Fundadora da cachaça Pitú é sepultada em Pernambuco

Áurea Ferrer, que faleceu ontem aos 105 anos

Dona Áurea Ferrer

Dona Áurea Ferrer

IG

Se a Itália perdeu um Ferrero, Pernambuco perdeu uma Ferrer. Em meio à comoção internacional pela morte prematura de um dos herdeiros da fabricante da Nutella e dos chocolates Ferrero Rocher e Kinder, o bilionário italiano Pietro Ferrero, foi sepultada nesta segunda-feira Áurea Ferrer, matriarca da família que criou a cachaça Pitú, uma das marcas mais facilmente reconhecíveis da indústria pernambucana.

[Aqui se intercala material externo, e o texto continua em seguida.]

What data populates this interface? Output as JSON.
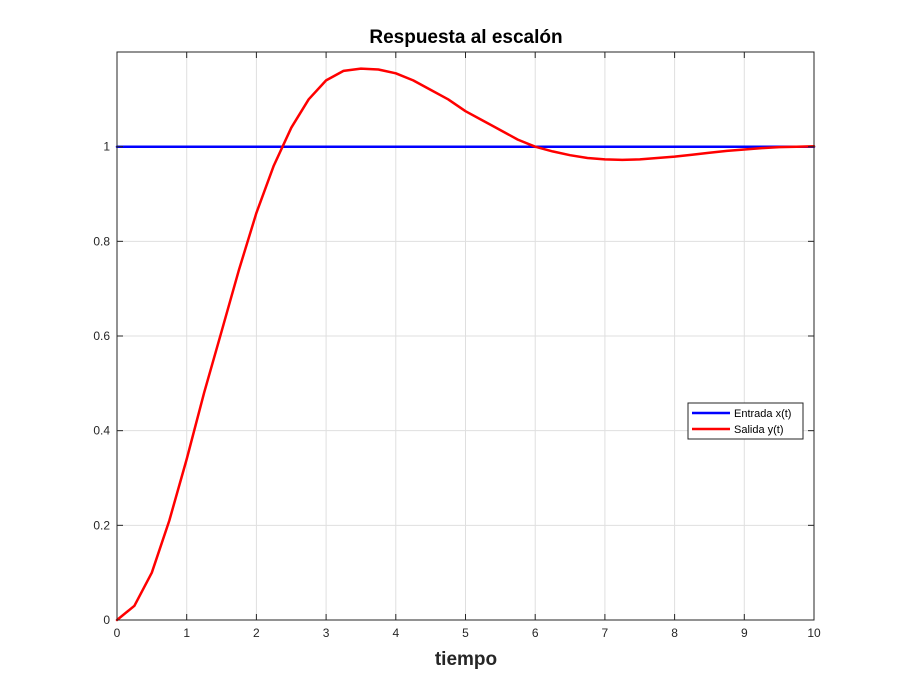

A matriarca tinha 105 anos de idade e faleceu na manhã da segunda-feira. Por quase 50 anos ela foi casada com Severino Ferrer de Morais, que, em 1938, fundou a Pitú ao lado de Joel Cândido – Severino e Joel também já faleceram. Maria das Vitórias, atual diretora comercial, e Alexandre Ferrer, filhos do casal pioneiro, são os atuais representantes da família na tradicional engarrafadora de aguardente.

Dona Áurea, que por muitos anos ocupou cargos de diretoria na empresa, é considerada uma das responsáveis pela guinada que deu origem à Pitú. Ao nascer sob o nome S. Cândido e Cia., a companhia dedicava-se à produção de vinagre e vinho de maracujá e jenipapo, além de aguardente de cana. Antes disso, Severino Ferrer dedicava-se ao comércio de pele de caprinos. Com o empurrão de Áurea, Severino comprou a empresa de bebidas que, em 1945, lançaria a cachaça que passou a dar nome também à fabricante.

Foi em Limoeiro que nasceu dona Áurea, mas foi em Vitória de Santo Antão, para onde se mudou com a família aos dois anos de idade, que fincou raízes. Casou-se com Severino, filho de Paudalho, quando ela tinha 18 anos e ele, 24. Enfileiraram 11 filhos, 31 netos, 43 bisnetos e cinco tataranetos. Conheceram-se nas ruas da cidade, mas a paquera começou a prosperar na festa de Santo Antão da Matriz do ano de 1921. Ao ser cortejada pelo futuro marido, pensou, sem dizer: “feio ele não é”, conforme registrou o “Diário de Pernambuco”.

Áurea Ferrer faleceu no Recife, onde estava internada com problemas respiratórios, mas foi enterrada em Vitória de Santo Antão, a 50 quilômetros da capital. O velório seguiu o roteiro que ela desejava: em casa, em seu quarto, rodeada por rosas vermelhas.